Die Frage hat ihre Bedeutung: Hat es
Krebs schon immer gegeben oder stellt diese Krankheit eine moderene
Zivilisationskrankheit dar? Forscher behaupten nun, dass Krebs eine
moderne Krankheit ist, die vor allem auf Umwelteinflüsse wie
Verschmutzung, Ernährung und Lebensstil zurück zu führen sei. Sie
suchten bis zurück in die Antike nach Hinweisen auf Krebs. Dabei
stellten die Wissenschaftler fest, dass die Krankheit früher extrem
selten war und erst seit 300 Jahren zur heute zweithäufigsten
Todesursache in Industrieländern aufstieg.

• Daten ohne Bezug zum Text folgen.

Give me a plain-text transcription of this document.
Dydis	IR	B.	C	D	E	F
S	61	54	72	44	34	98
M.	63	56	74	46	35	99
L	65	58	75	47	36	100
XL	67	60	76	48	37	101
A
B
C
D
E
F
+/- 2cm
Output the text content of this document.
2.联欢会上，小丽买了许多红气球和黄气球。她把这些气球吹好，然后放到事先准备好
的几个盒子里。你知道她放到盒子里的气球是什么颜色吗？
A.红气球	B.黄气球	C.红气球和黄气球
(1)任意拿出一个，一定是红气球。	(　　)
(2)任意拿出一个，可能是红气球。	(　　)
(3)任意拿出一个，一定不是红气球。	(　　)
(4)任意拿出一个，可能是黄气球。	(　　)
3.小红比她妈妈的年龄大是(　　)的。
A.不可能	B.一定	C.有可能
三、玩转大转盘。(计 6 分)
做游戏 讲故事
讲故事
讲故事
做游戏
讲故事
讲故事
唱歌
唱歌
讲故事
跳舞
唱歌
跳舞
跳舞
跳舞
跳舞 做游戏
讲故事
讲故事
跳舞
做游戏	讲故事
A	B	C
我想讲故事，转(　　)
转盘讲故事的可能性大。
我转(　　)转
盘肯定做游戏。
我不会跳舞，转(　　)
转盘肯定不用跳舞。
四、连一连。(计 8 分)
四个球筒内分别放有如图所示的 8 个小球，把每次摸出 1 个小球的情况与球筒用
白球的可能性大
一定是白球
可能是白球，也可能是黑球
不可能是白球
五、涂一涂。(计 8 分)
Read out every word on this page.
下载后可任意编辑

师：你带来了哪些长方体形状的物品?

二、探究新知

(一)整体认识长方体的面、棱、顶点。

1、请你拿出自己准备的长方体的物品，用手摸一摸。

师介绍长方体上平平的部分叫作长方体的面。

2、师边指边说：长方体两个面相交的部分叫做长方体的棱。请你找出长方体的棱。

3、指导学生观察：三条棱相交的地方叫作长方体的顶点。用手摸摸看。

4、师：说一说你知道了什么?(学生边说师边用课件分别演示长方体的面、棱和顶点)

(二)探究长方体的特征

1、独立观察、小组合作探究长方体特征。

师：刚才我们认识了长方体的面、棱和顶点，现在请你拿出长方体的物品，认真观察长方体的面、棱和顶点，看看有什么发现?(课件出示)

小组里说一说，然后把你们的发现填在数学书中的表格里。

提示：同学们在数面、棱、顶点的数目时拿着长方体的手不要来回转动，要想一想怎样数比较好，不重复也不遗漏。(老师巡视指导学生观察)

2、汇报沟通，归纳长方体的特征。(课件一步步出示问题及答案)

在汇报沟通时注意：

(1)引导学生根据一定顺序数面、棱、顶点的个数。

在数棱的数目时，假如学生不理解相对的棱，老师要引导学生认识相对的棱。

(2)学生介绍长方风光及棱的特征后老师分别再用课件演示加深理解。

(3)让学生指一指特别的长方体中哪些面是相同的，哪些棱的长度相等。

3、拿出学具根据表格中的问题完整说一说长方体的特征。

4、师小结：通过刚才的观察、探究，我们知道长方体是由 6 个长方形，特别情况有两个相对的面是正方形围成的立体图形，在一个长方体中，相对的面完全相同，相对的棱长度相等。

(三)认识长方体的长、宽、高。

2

Die Studienleiterin Rosalie David, eine Ägyptologin, von der
Universität Manchester beschäftigt sich schon lange mit Untersuchungen
von Mumien. Erst kürzlich wies sie nach, dass Priester im alten Ägypten
häufig an beschädigten Arterien litten - vielleicht eine Folge vieler
ungesunder Festbanketts. Nun suchte sie in hunderten Mumien aus
verschiedenen Erdteilen nach Tumoren. Fündig wurde sie dabei nur
selten. Der erste histologische Beweis eines bösartigen Tumors - eines
Kolorektalkarzinoms - gelang für eine Mumie aus der Ptolemäerzeit um
300 vor Christus. Darüber hinaus überprüfte David Literatur aus Ägypten und Griechenland
sowie medizinische Studien von Menschen und Tieren früherer Zeiten,
wobei sie Spuren bis ins Zeitalter der Dinosaurier zurück vefolgte.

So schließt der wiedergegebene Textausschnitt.